世界水の日(3月22日)事務総長メッセージ
プレスリリース 15-022-J 2015年03月20日
今年9月の新たなポスト2015持続可能な開発アジェンダの採択に向け、国連が準備を進める中で、今年の「世界水の日」は、水が果たす不可欠かつ相互連関的な役割をテーマに掲げています。私たちは、水を頼りに公衆衛生や公平な進歩の実現を図っています。また、水は食料やエネルギーの安定確保に欠かせないだけでなく、産業の機能も支えています。
気候変動の発現、農業や工業、都市による有限の水資源に対する需要の高まり、そして多くの地域での汚染の悪化は、水危機を加速させています。これに取り組む方法は、国際的、地域的、そして世界的に、部門横断的で包括的な政策を採用すること以外にありません。
最も急を要する課題の中には、安全な飲み水と衛生施設へのアクセスが含まれます。

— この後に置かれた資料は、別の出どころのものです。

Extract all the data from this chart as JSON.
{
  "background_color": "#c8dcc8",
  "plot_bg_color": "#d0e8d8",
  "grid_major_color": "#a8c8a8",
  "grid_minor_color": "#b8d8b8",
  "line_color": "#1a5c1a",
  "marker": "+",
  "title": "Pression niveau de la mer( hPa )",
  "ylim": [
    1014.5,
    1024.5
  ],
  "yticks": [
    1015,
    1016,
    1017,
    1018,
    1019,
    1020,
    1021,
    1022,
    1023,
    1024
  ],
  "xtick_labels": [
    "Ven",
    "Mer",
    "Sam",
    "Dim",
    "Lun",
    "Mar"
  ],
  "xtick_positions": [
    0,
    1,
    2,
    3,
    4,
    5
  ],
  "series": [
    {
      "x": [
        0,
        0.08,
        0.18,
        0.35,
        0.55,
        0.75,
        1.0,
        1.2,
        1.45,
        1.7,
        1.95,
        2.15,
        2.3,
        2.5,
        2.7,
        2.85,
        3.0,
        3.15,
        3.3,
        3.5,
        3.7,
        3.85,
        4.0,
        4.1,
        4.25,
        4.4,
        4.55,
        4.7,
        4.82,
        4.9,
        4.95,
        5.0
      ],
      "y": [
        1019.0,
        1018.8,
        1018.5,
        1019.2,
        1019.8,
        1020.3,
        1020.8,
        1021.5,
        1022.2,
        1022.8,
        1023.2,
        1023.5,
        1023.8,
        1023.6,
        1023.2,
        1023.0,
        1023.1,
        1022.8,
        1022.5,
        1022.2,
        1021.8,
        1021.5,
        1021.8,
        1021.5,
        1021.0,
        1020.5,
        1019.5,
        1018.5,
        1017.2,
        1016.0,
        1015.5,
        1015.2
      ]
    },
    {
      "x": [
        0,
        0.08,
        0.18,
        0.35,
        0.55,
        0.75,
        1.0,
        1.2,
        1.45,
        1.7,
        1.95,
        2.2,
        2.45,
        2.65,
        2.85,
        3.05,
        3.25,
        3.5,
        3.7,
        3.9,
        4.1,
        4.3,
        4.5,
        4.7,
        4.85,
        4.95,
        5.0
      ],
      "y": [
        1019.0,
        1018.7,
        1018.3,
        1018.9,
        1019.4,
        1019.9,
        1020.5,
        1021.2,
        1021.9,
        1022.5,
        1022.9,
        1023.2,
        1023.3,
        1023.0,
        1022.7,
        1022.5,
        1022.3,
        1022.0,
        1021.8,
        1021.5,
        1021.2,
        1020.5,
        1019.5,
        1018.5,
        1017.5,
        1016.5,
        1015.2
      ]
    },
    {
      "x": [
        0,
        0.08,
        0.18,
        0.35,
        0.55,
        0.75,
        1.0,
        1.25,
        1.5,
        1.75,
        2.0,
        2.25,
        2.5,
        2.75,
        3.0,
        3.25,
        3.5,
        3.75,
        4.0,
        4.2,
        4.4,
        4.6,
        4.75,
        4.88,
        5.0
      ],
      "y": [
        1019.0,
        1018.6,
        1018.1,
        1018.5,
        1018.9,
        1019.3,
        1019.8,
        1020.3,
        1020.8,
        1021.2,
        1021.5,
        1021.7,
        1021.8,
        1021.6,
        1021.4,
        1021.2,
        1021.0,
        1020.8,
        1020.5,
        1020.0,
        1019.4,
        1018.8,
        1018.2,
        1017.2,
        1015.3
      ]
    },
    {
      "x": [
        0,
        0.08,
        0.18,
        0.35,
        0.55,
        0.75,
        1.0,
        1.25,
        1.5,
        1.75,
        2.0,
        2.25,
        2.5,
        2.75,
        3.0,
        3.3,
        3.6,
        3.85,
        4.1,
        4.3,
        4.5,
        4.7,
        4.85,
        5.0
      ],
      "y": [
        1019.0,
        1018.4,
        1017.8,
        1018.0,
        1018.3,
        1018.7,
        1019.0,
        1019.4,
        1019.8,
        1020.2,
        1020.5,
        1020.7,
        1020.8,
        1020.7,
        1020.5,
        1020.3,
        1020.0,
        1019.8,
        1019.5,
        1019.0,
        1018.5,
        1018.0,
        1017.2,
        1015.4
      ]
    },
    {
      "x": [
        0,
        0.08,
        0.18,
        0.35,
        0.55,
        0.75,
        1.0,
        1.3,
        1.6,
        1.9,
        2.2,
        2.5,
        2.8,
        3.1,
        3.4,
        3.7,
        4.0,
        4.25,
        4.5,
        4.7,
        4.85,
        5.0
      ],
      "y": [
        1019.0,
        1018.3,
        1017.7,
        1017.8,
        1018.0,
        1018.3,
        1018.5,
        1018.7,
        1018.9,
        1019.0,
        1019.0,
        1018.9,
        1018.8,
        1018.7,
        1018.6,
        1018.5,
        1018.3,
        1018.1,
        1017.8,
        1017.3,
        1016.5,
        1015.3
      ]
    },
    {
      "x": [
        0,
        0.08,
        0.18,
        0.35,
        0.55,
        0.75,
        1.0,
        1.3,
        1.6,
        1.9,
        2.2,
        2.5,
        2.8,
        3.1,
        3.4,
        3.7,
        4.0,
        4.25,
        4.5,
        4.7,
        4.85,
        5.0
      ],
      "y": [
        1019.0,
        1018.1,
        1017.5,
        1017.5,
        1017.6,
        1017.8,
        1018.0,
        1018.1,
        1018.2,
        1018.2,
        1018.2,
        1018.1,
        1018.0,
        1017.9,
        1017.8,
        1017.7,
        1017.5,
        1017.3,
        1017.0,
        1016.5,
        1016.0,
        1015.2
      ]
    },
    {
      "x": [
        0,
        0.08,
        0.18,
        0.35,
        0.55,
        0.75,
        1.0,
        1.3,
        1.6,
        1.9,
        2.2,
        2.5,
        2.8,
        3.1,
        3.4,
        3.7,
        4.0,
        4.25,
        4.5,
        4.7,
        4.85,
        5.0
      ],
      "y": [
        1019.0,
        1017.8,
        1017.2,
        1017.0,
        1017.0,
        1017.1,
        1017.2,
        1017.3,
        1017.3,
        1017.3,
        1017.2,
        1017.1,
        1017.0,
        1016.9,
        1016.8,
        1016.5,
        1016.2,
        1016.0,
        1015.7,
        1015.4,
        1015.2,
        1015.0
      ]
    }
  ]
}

2000年に採択されたミレニアム開発目標(MDGs)のもとで前進が見えたとはいえ、世界人口の10人に1人を超える約7億5,000万人が、改良型の水道をまだ利用できていません。健康に対する弊害はもとより、水汲みという非生産的で、時には危険な役割に多くの時間を割かねばならない女性と子どもに対する影響は、特に大きくなっています。
衛生施設に関する統計データは、さらに深刻な状況を示しています。今でも約25億人が改良型衛生施設を利用できない状態で暮らしているほか、10億人が屋外排せつを強いられていることからも分かるとおり、衛生はMDGsの中でも最も進展の遅れた分野になっています。私たちがこの喫緊の課題に取り組まない限り、すべての人が尊厳、健康、豊かさを享受する世界は達成できません。
私たちの持続可能な未来は、気候変動によっても危険に晒されています。国連加盟国が今年12月のパリ会議での締結を目指し、有意義な普遍的気候協定に懸命に取り組んでいる理由も、ここにあります。今後数年間で温室効果ガスの排出量を大幅に削減しなければ、気候パターンの変動や、世界の大部分で水不足が生じるおそれなど、気候変動の最悪の影響を回避できません。
水に関連する多くの課題に取り組むためには、新しいアイデアやイノベーションに視野を広げながら、私たち全員が持続可能な未来に向けて必要とする解決策を共有するという姿勢のもと、緊迫感をもって協力しなければなりません。そうすれば私たちは、貧困を終わらせ、グローバルな豊かさと幸せを促進し、環境を保護するとともに、気候変動の脅威にも対処することができるはずです。